Renault va supprimer 4.600 emplois en France

Renault va supprimer 4.600 emplois en France
Des manifestants devant une filiale du groupe Renault en Bretagne, le 28 mai 2020.

, publié le jeudi 28 mai 2020 à 21h07

Le constructeur automobile prévoit également la suppression de 15.000 emplois dans le monde. 


2 milliards d'euros sur trois ans, c'est le plan d'économies que vise le groupe. Un projet de suppression de postes global a été présenté aux organisations syndicales lors d'un comité central social et économique (CSE).

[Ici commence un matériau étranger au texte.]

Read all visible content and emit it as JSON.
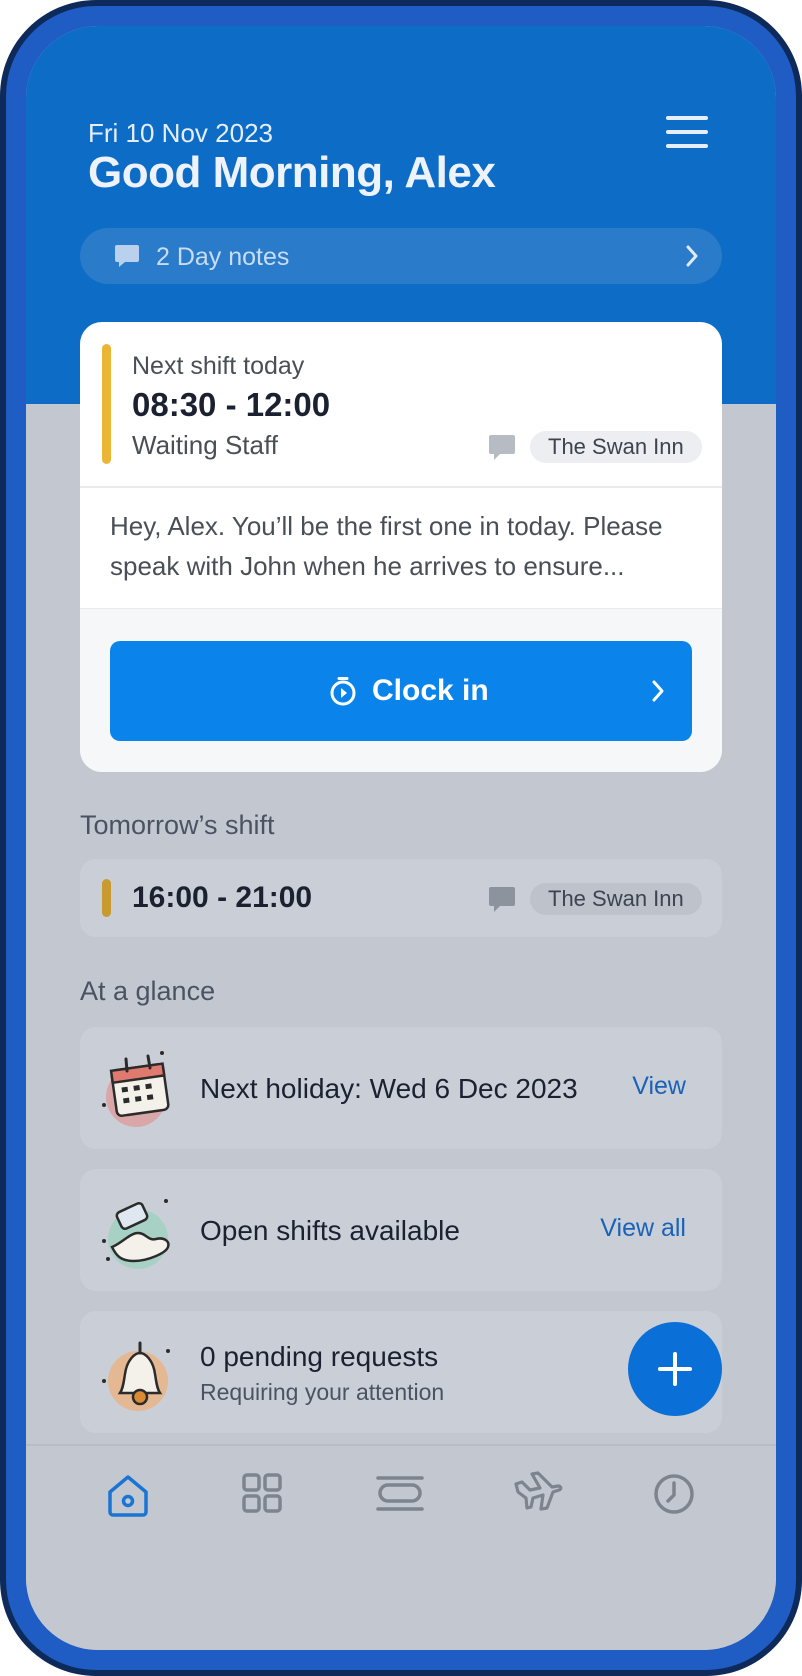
{
  "header": {
    "date": "Fri 10 Nov 2023",
    "greeting": "Good Morning, Alex",
    "menu_icon": "hamburger-menu-icon"
  },
  "day_notes": {
    "label": "2 Day notes"
  },
  "next_shift": {
    "label": "Next shift today",
    "time": "08:30 - 12:00",
    "role": "Waiting Staff",
    "venue": "The Swan Inn",
    "message": "Hey, Alex. You’ll be the first one in today. Please speak with John when he arrives to ensure...",
    "clock_in_label": "Clock in"
  },
  "tomorrow": {
    "title": "Tomorrow’s shift",
    "time": "16:00 - 21:00",
    "venue": "The Swan Inn"
  },
  "glance": {
    "title": "At a glance",
    "items": [
      {
        "title": "Next holiday: Wed 6 Dec 2023",
        "action": "View",
        "icon": "calendar-illustration"
      },
      {
        "title": "Open shifts available",
        "action": "View all",
        "icon": "hand-phone-illustration"
      },
      {
        "title": "0 pending requests",
        "subtitle": "Requiring your attention",
        "icon": "bell-illustration"
      }
    ]
  },
  "colors": {
    "brand_blue": "#0d6cc6",
    "button_blue": "#0a84eb",
    "shift_accent": "#eab634",
    "active_tab": "#1a74d4"
  },
  "tabs": [
    {
      "name": "home",
      "icon": "home-icon",
      "active": true
    },
    {
      "name": "grid",
      "icon": "grid-icon",
      "active": false
    },
    {
      "name": "shifts",
      "icon": "stack-icon",
      "active": false
    },
    {
      "name": "holiday",
      "icon": "plane-icon",
      "active": false
    },
    {
      "name": "time",
      "icon": "clock-icon",
      "active": false
    }
  ]
}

Il prévoit de réduire les effectifs "sans licenciement sec", via des départs volontaires, des départs à la retraite non remplacés et des mesures de mobilité interne ou de reconversion, ont indiqué des sources syndicales. Les capacités de production du groupe au niveau mondial devraient être réduites, passant de 4 millions de véhicules actuellement à quelque 3,3 millions, sur une base de deux équipes (ce qui correspond à une production réelle potentielle plus élevée en ajoutant une troisième équipe).

Des sites visés

En France, une procédure d'"information-consultation" des représentants du personnel commencera "à partir de la mi-juin", selon une source syndicale. Un conseil d'administration du groupe a été convoqué jeudi soir.

De sources concordantes, le plan d'économies de 2 milliards d'euros est réparti pour environ "un tiers sur la production, un tiers sur l'ingénierie et un tiers sur les frais de structure, marketing et réseau".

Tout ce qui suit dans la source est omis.